Student Name : Prateek Verrma
Advisor : Daniel Jurafsky
Research Areas: Artificial Intelligence
Single channel source separation remains a tough classical signal processing problem with applications to speech recognition, enhancement and denoising. With advent of deep learning, some researchers have tried to combine signal processing based approaches with deep learning based techniques to outperform the classical signal processing based method. However the current research is still based on working with traditional Fourier spectra and had the short-coming of reconstruction of the desired signal with noisy phase representation of the input signal

We introduce a generic framework of mapping waveform to waveform using raw signals that does not take traditional Fourier representation of speech and audio signals. We design very shallow neural net architectures inspired from classical signal processing pipelines and show that they can outperform state-of-the art results on a standard dataset. The idea of doing end to end learning allows the network to learn the front end of the system adaptive to the task as opposed to the fixed Fourier representation.

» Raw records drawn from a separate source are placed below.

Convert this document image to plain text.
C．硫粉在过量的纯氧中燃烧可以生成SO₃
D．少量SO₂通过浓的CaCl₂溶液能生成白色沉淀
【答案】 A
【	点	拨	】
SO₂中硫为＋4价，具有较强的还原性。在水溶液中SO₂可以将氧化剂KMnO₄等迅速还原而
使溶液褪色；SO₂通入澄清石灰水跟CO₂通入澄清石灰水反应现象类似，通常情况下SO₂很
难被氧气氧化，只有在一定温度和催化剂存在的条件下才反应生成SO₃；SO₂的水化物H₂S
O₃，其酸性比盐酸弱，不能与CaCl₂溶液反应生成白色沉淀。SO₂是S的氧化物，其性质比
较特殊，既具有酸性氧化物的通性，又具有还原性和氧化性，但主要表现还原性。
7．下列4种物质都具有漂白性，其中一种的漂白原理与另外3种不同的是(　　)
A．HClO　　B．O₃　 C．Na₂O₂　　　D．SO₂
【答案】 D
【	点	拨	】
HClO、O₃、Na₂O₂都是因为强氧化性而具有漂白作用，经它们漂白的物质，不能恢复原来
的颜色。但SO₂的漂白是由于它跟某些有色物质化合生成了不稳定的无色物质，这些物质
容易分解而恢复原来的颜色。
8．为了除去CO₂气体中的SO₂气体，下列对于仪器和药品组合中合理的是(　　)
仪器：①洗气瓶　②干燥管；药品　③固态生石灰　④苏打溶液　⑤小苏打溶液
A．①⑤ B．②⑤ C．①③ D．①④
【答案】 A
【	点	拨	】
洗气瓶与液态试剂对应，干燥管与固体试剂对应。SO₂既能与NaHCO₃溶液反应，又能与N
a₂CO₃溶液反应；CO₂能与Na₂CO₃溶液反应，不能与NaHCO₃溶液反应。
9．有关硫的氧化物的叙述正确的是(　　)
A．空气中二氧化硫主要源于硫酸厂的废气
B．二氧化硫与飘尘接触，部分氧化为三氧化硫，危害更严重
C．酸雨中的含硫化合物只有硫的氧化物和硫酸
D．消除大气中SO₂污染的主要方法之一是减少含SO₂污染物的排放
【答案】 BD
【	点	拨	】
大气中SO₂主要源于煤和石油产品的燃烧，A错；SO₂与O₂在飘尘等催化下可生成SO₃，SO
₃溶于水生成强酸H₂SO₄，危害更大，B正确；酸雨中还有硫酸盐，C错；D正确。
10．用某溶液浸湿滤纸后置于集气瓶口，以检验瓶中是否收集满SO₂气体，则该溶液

This work can be applied to other areas such as mixing, adaptive signal equalization in communication and can perhaps lead us to tweaking classical signal processing methods in accordance to what the front-end transform of the network is teaching us.

Prateek Verma is currently a research assistant with Dan Jurafsky at Stanford Artificial Intelligence Laboratory. His research interest include signal processing, machine learning and deep learning applied to speech and audio signals. Before coming to Stanford, he graduated from IIT Bombay in 2014 from Department of Electrical Engineering. He enjoys cooking, biking and playing ultimate frisbee.